There is one major drawback: mounting it was kind of a chore. At least I only had to do it once. HA! Just kidding; I had to do it twice. As you can see, one of the legs is floating out in space. So I had to make up some brackets to secure it to the wall in there. The "floor" part of the step is just plastic, and it's not really supported directly. Plus, there's not good access, except through the slot where the door hardware slides. And with all the sliding door issues we had, I wanted to stay well away from anything door related. So I made up these brackets:
They look pretty sweet, right? They're .090" steel, and I just bent it with a hammer in my vise. The black paint hides a lot. The trouble was that when it was all bolted into place, the fridge was jiggly as heck.

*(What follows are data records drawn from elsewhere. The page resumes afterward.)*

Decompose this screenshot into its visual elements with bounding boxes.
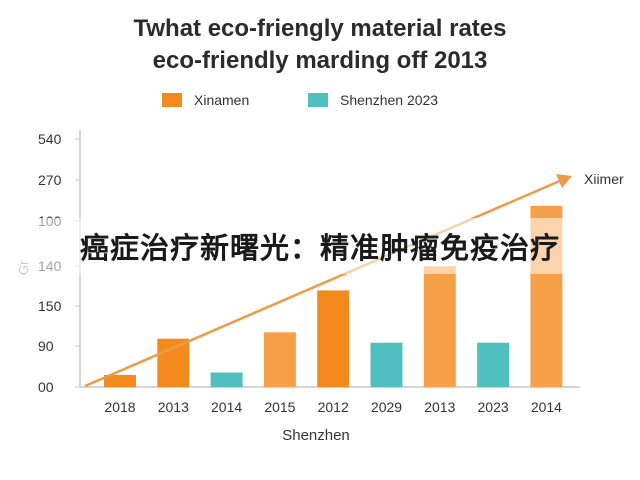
x-axis-label: Shenzhen [282, 427, 350, 444]
trend-arrowhead [556, 174, 572, 188]
legend-label-xinamen: Xinamen [194, 92, 250, 108]
x-tick-label: 2012 [318, 399, 349, 415]
y-tick-label: 270 [38, 172, 62, 188]
legend-swatch-orange [162, 93, 182, 107]
overlay-banner-text: 癌症治疗新曙光：精准肿瘤免疫治疗 [0, 218, 640, 274]
x-tick-label: 2013 [424, 399, 455, 415]
bar-shenzhen [370, 342, 403, 387]
legend-swatch-teal [308, 93, 328, 107]
x-tick-label: 2014 [531, 399, 562, 415]
x-tick-label: 2015 [264, 399, 295, 415]
y-tick-label: 00 [38, 379, 54, 395]
x-tick-label: 2013 [158, 399, 189, 415]
x-tick-label: 2018 [104, 399, 135, 415]
bar-xinamen [157, 338, 190, 387]
trend-label: Xiimer [584, 171, 624, 187]
x-tick-label: 2014 [211, 399, 242, 415]
bar-shenzhen [210, 372, 243, 387]
bar-xinamen [317, 290, 350, 387]
bar-xinamen [423, 266, 456, 387]
bar-xinamen [104, 374, 136, 387]
chart-title-line2: eco-friendly marding off 2013 [152, 47, 488, 74]
legend-item-shenzhen: Shenzhen 2023 [308, 92, 438, 108]
y-tick-label: 150 [38, 298, 62, 314]
bar-xinamen [263, 332, 296, 387]
x-tick-label: 2029 [371, 399, 402, 415]
legend-label-shenzhen: Shenzhen 2023 [340, 92, 439, 108]
chart-legend: Xinamen Shenzhen 2023 [0, 92, 640, 116]
chart-title-line1: Twhat eco-friengly material rates [133, 15, 507, 42]
bar-shenzhen [477, 342, 510, 387]
y-tick-label: 540 [38, 131, 62, 147]
trend-line [84, 178, 563, 388]
x-tick-label: 2023 [478, 399, 509, 415]
y-tick-label: 90 [38, 338, 54, 354]
legend-item-xinamen: Xinamen [162, 92, 249, 108]
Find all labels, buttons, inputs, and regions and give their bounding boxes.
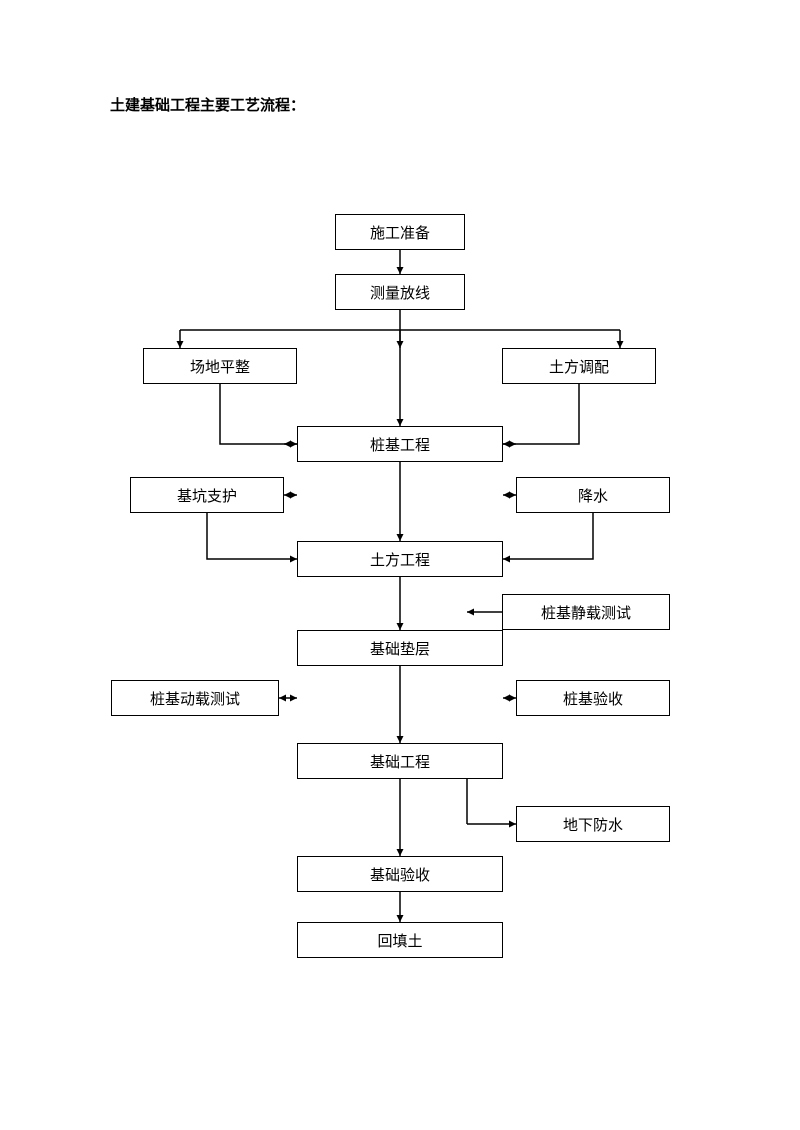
node-support: 基坑支护 — [130, 477, 284, 513]
node-foundation: 基础工程 — [297, 743, 503, 779]
node-static_test: 桩基静载测试 — [502, 594, 670, 630]
node-survey: 测量放线 — [335, 274, 465, 310]
node-dewater: 降水 — [516, 477, 670, 513]
node-bedding: 基础垫层 — [297, 630, 503, 666]
node-prep: 施工准备 — [335, 214, 465, 250]
page-title: 土建基础工程主要工艺流程： — [110, 94, 305, 115]
node-earth_dist: 土方调配 — [502, 348, 656, 384]
node-found_accept: 基础验收 — [297, 856, 503, 892]
node-earth: 土方工程 — [297, 541, 503, 577]
node-waterproof: 地下防水 — [516, 806, 670, 842]
node-pile_accept: 桩基验收 — [516, 680, 670, 716]
node-pile: 桩基工程 — [297, 426, 503, 462]
node-dyn_test: 桩基动载测试 — [111, 680, 279, 716]
node-backfill: 回填土 — [297, 922, 503, 958]
node-level: 场地平整 — [143, 348, 297, 384]
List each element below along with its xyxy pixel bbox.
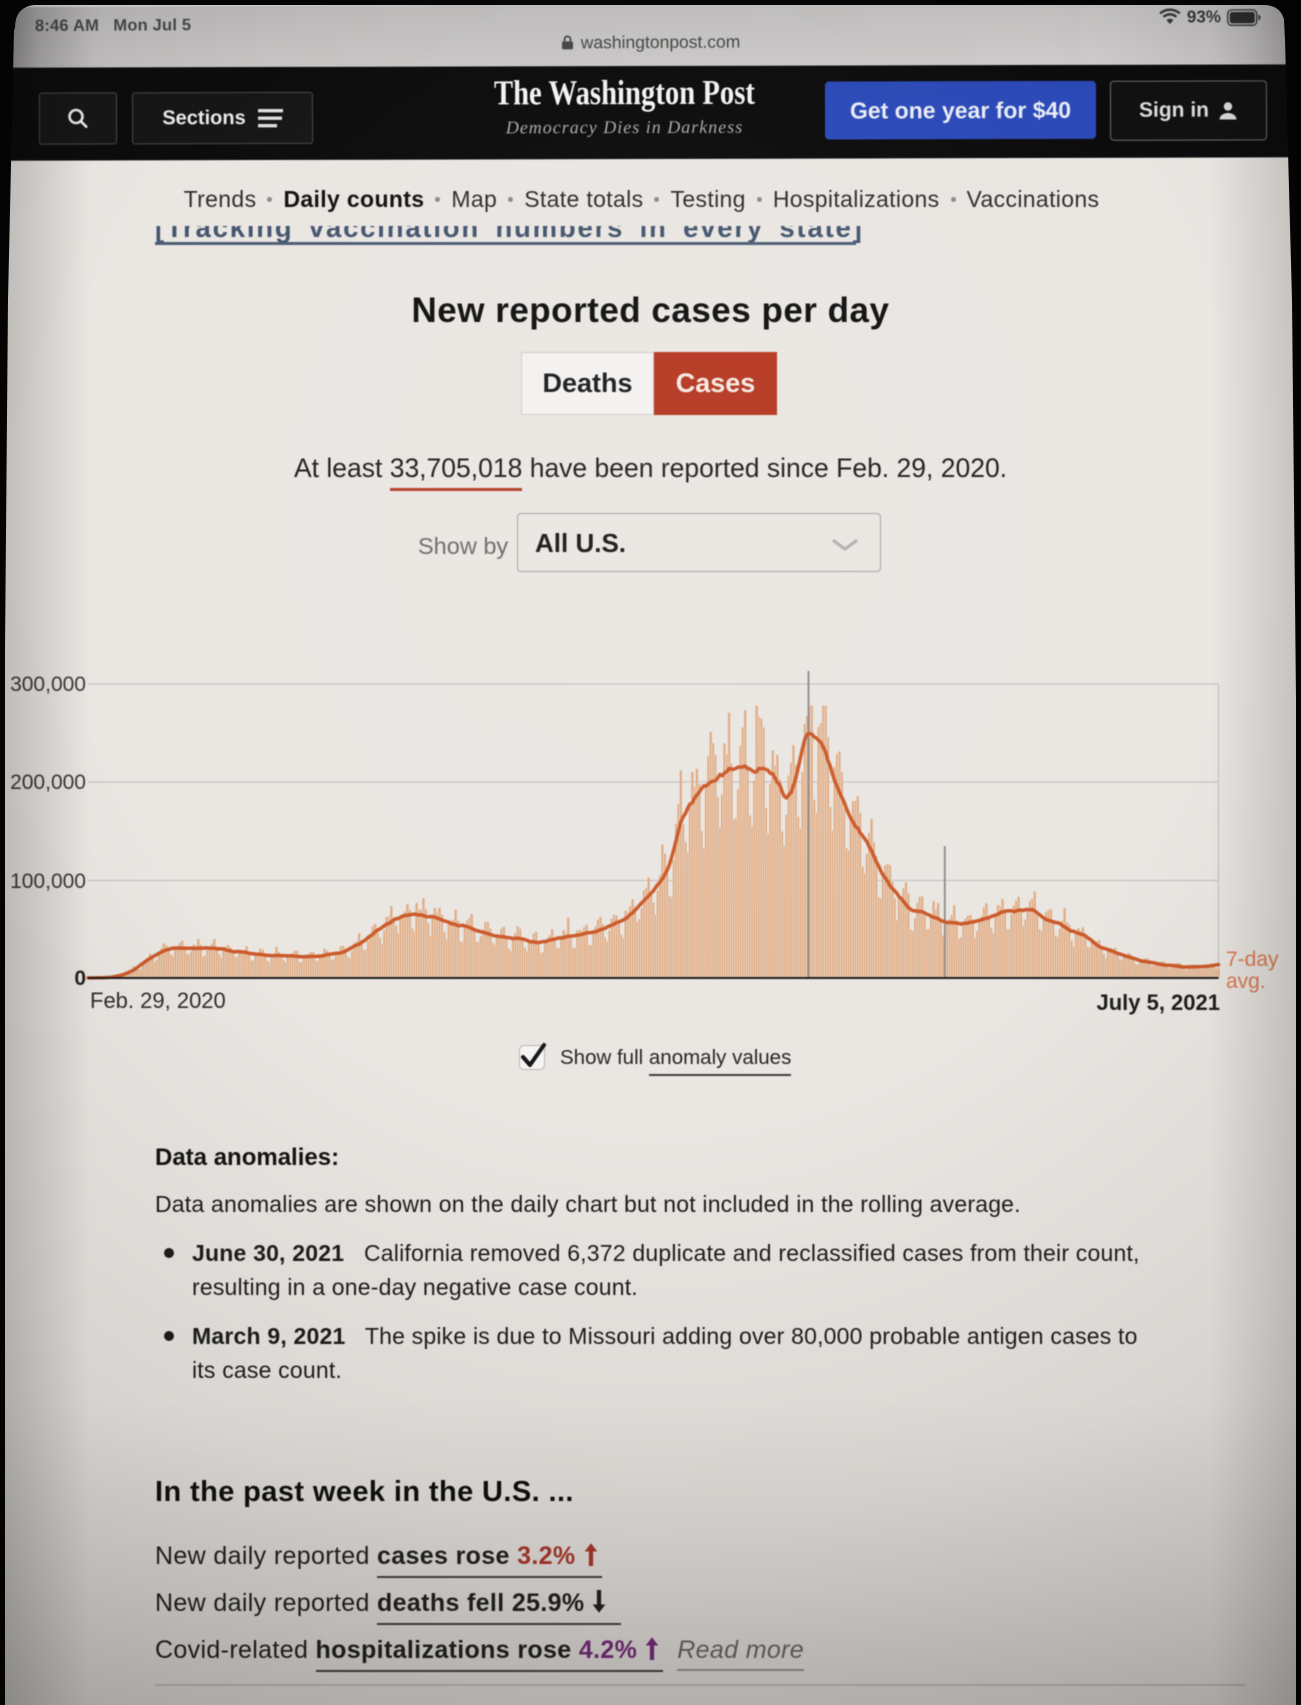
svg-text:avg.: avg. [1226,970,1266,993]
svg-text:7-day: 7-day [1226,948,1279,971]
svg-text:July 5, 2021: July 5, 2021 [1096,990,1220,1015]
svg-text:0: 0 [74,967,86,990]
svg-text:200,000: 200,000 [10,771,86,794]
svg-text:Feb. 29, 2020: Feb. 29, 2020 [90,988,226,1013]
svg-text:100,000: 100,000 [10,870,86,893]
svg-text:300,000: 300,000 [10,673,86,696]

Unacceptable. I traced the source of the movement to two places; the flanges where the brackets are bolted to the wall, which could have been gusseted; and the wall of the van. Ultimately, this motivated a tool purchase and a complete redo of the brackets. I ordered a finger brake from SWAG Offroad for my hydraulic press, and I picked up some 1/8" steel plate. I also incorporated a backing plate that goes under the van. Here's a comparison of the new and old brackets:
The rear corner of the fridge is where the compressor is, so it only required a backing plate at that mounting location. The front side is significantly lighter, and doesn't flex at all. So the installed backing plate looks like this:
Two of those bolts go through the refrigerator mounting bracket. It's rock solid now. A huge improvement. I was stoked about how close I got to the sliding door without touching, too:
The only very minor gripe that I have (and I'm not doing anything to resolve) is that the sliding door is looser than my refrigerator mounting setup, so over the road the sliding door jiggles and makes
very slight contact to the fridge. It's not even anything you can hear, but after a long drive, a tiny bit of the plastic trim from the fridge is apparent on the inside of the sliding door. We have a front panel for the door and the side trim pieces and all that, but you have to wait for that.